В бидоне оказывается не молоко, как я было подумал, а домашняя водка — арака. Правда, гонят ее здесь не из зерна и не из сахара, а из молока. Из обычного коровьего молока, которое предварительно заквашивают особым способом.
Хозяин налил полную пиалу и знаком предложил нам пить, а сам обмакнул в водку кончики пальцев, побрызгал во все стороны, шепча какие-то непонятные слова, а потом поднес пиалу к губам и одним духом опустошил, хотя в ней было не меньше литра.
Самогон из молока оказался водянистого цвета и по вкусу немного напоминал сухое вино, особой крепости в нем тоже не было, однако помещалось его в бидоне столько, что даже будь нас тут не трое, а шестеро, и то мы легко могли бы дойти до того состояния, в котором начинают петь песни.

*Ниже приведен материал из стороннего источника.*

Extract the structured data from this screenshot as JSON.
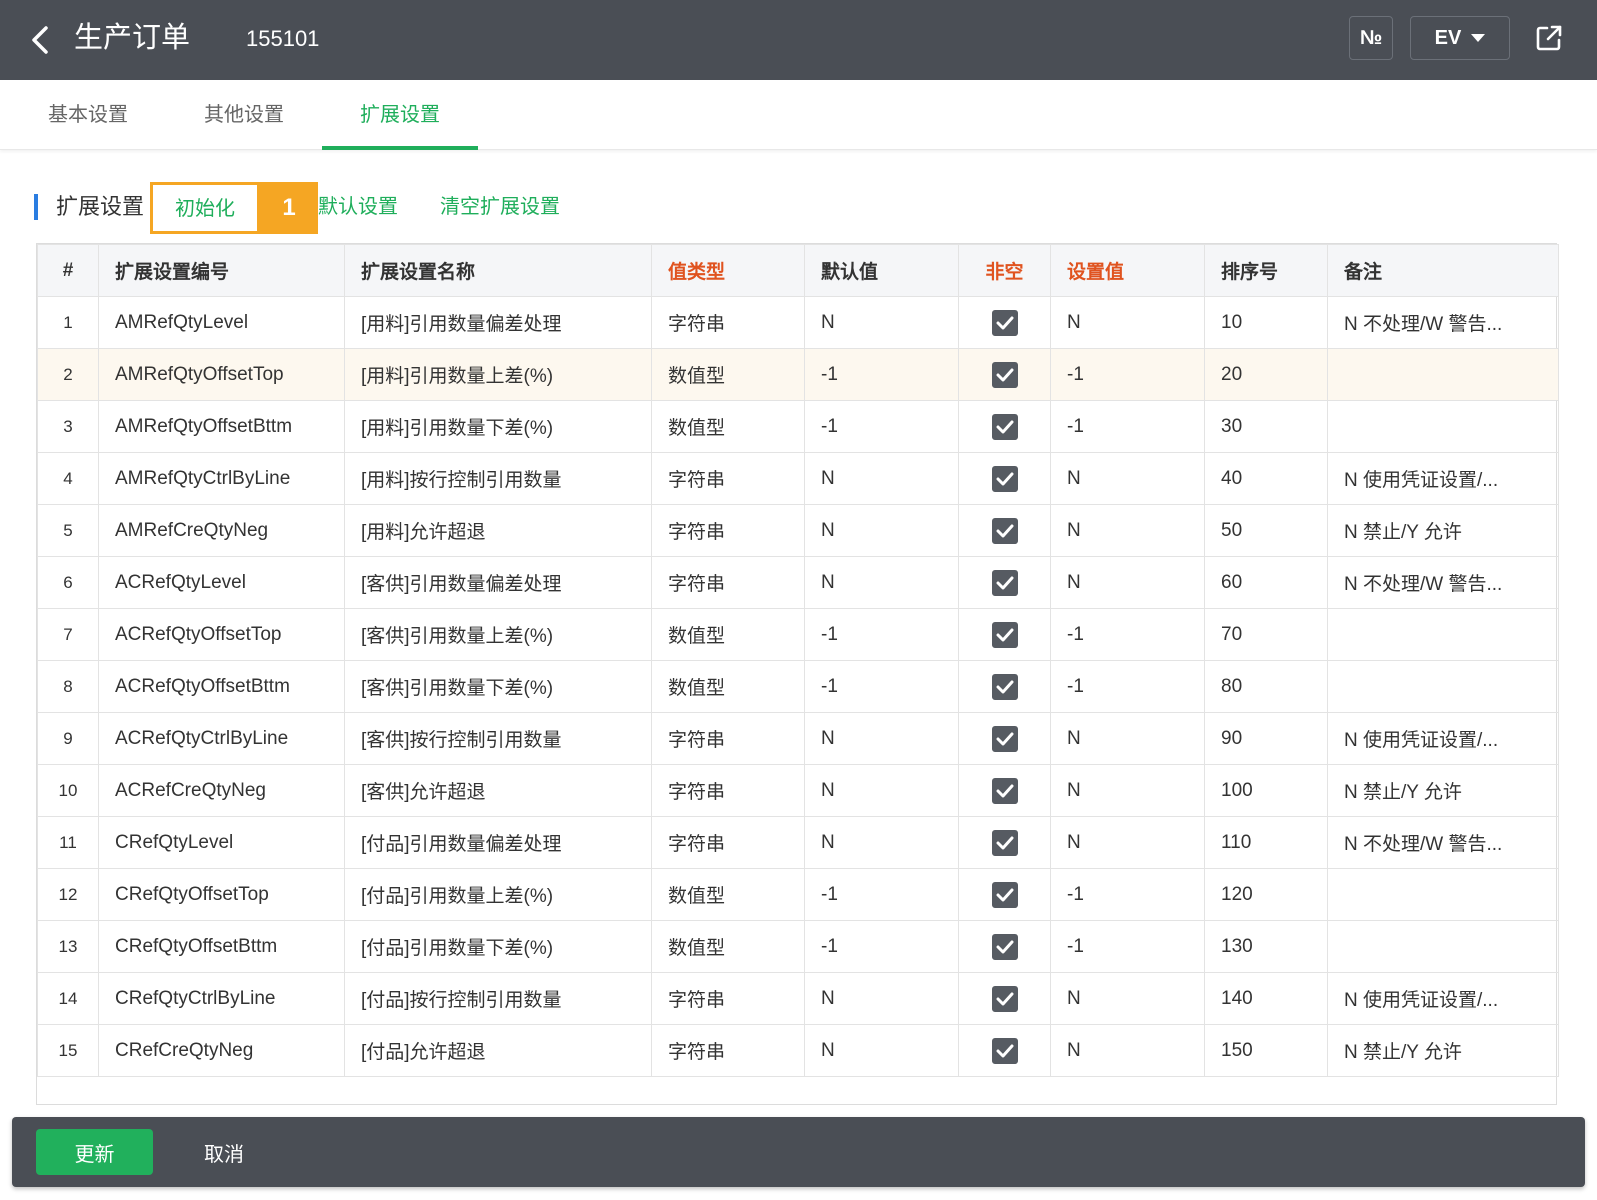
{
  "header": {
    "title": "生产订单",
    "order_no": "155101",
    "no_button": "№",
    "ev_button": "EV"
  },
  "tabs": [
    {
      "label": "基本设置"
    },
    {
      "label": "其他设置"
    },
    {
      "label": "扩展设置",
      "active": true
    }
  ],
  "toolbar": {
    "section_title": "扩展设置",
    "init_label": "初始化",
    "step_badge": "1",
    "default_label": "默认设置",
    "clear_label": "清空扩展设置"
  },
  "table": {
    "columns": [
      {
        "label": "#",
        "required": false
      },
      {
        "label": "扩展设置编号",
        "required": false
      },
      {
        "label": "扩展设置名称",
        "required": false
      },
      {
        "label": "值类型",
        "required": true
      },
      {
        "label": "默认值",
        "required": false
      },
      {
        "label": "非空",
        "required": true
      },
      {
        "label": "设置值",
        "required": true
      },
      {
        "label": "排序号",
        "required": false
      },
      {
        "label": "备注",
        "required": false
      }
    ],
    "rows": [
      {
        "no": "1",
        "code": "AMRefQtyLevel",
        "name": "[用料]引用数量偏差处理",
        "type": "字符串",
        "default": "N",
        "not_null": true,
        "value": "N",
        "sort": "10",
        "remark": "N 不处理/W 警告..."
      },
      {
        "no": "2",
        "code": "AMRefQtyOffsetTop",
        "name": "[用料]引用数量上差(%)",
        "type": "数值型",
        "default": "-1",
        "not_null": true,
        "value": "-1",
        "sort": "20",
        "remark": ""
      },
      {
        "no": "3",
        "code": "AMRefQtyOffsetBttm",
        "name": "[用料]引用数量下差(%)",
        "type": "数值型",
        "default": "-1",
        "not_null": true,
        "value": "-1",
        "sort": "30",
        "remark": ""
      },
      {
        "no": "4",
        "code": "AMRefQtyCtrlByLine",
        "name": "[用料]按行控制引用数量",
        "type": "字符串",
        "default": "N",
        "not_null": true,
        "value": "N",
        "sort": "40",
        "remark": "N 使用凭证设置/..."
      },
      {
        "no": "5",
        "code": "AMRefCreQtyNeg",
        "name": "[用料]允许超退",
        "type": "字符串",
        "default": "N",
        "not_null": true,
        "value": "N",
        "sort": "50",
        "remark": "N 禁止/Y 允许"
      },
      {
        "no": "6",
        "code": "ACRefQtyLevel",
        "name": "[客供]引用数量偏差处理",
        "type": "字符串",
        "default": "N",
        "not_null": true,
        "value": "N",
        "sort": "60",
        "remark": "N 不处理/W 警告..."
      },
      {
        "no": "7",
        "code": "ACRefQtyOffsetTop",
        "name": "[客供]引用数量上差(%)",
        "type": "数值型",
        "default": "-1",
        "not_null": true,
        "value": "-1",
        "sort": "70",
        "remark": ""
      },
      {
        "no": "8",
        "code": "ACRefQtyOffsetBttm",
        "name": "[客供]引用数量下差(%)",
        "type": "数值型",
        "default": "-1",
        "not_null": true,
        "value": "-1",
        "sort": "80",
        "remark": ""
      },
      {
        "no": "9",
        "code": "ACRefQtyCtrlByLine",
        "name": "[客供]按行控制引用数量",
        "type": "字符串",
        "default": "N",
        "not_null": true,
        "value": "N",
        "sort": "90",
        "remark": "N 使用凭证设置/..."
      },
      {
        "no": "10",
        "code": "ACRefCreQtyNeg",
        "name": "[客供]允许超退",
        "type": "字符串",
        "default": "N",
        "not_null": true,
        "value": "N",
        "sort": "100",
        "remark": "N 禁止/Y 允许"
      },
      {
        "no": "11",
        "code": "CRefQtyLevel",
        "name": "[付品]引用数量偏差处理",
        "type": "字符串",
        "default": "N",
        "not_null": true,
        "value": "N",
        "sort": "110",
        "remark": "N 不处理/W 警告..."
      },
      {
        "no": "12",
        "code": "CRefQtyOffsetTop",
        "name": "[付品]引用数量上差(%)",
        "type": "数值型",
        "default": "-1",
        "not_null": true,
        "value": "-1",
        "sort": "120",
        "remark": ""
      },
      {
        "no": "13",
        "code": "CRefQtyOffsetBttm",
        "name": "[付品]引用数量下差(%)",
        "type": "数值型",
        "default": "-1",
        "not_null": true,
        "value": "-1",
        "sort": "130",
        "remark": ""
      },
      {
        "no": "14",
        "code": "CRefQtyCtrlByLine",
        "name": "[付品]按行控制引用数量",
        "type": "字符串",
        "default": "N",
        "not_null": true,
        "value": "N",
        "sort": "140",
        "remark": "N 使用凭证设置/..."
      },
      {
        "no": "15",
        "code": "CRefCreQtyNeg",
        "name": "[付品]允许超退",
        "type": "字符串",
        "default": "N",
        "not_null": true,
        "value": "N",
        "sort": "150",
        "remark": "N 禁止/Y 允许"
      }
    ]
  },
  "footer": {
    "update_label": "更新",
    "cancel_label": "取消"
  },
  "colors": {
    "header_bg": "#4a4e55",
    "accent_green": "#1fae5b",
    "required_red": "#e0531f",
    "highlight_orange": "#f5a623"
  }
}
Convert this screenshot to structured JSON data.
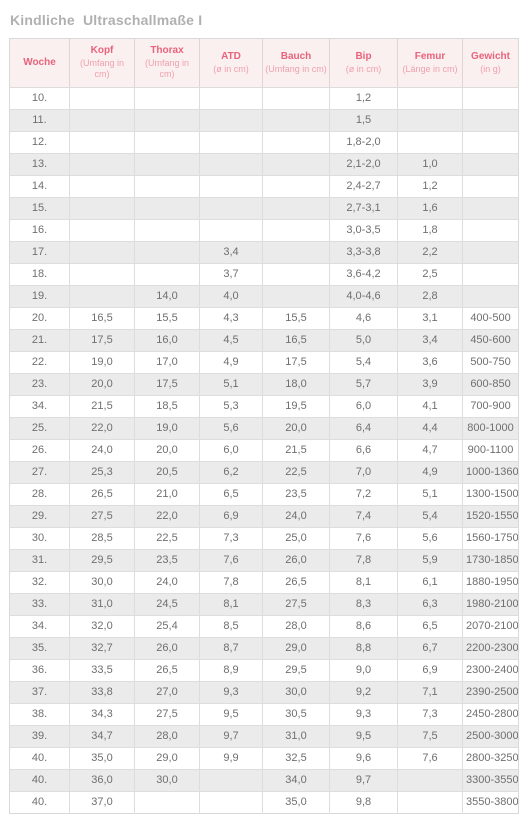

Хозяин поднялся и зачем-то вышел из юрты. Воспользовавшись его отсутствием, я опросил Кара-оола:
— Отчего все-таки он нам не верит?
Кара-оол только пожал плечами, но я почувствовал, что странное поведение хозяина угнетает моего проводника не меньше, чем меня самого. И это после бесконечных рассказов о гостеприимстве и приветливости тувинцев. Было от чего загрустить моему товарищу по путешествию. Я даже попытался утешить его: дескать, что переживать — в семье не без урода.
Хозяин между тем вернулся и сказал что-то Кара-оолу.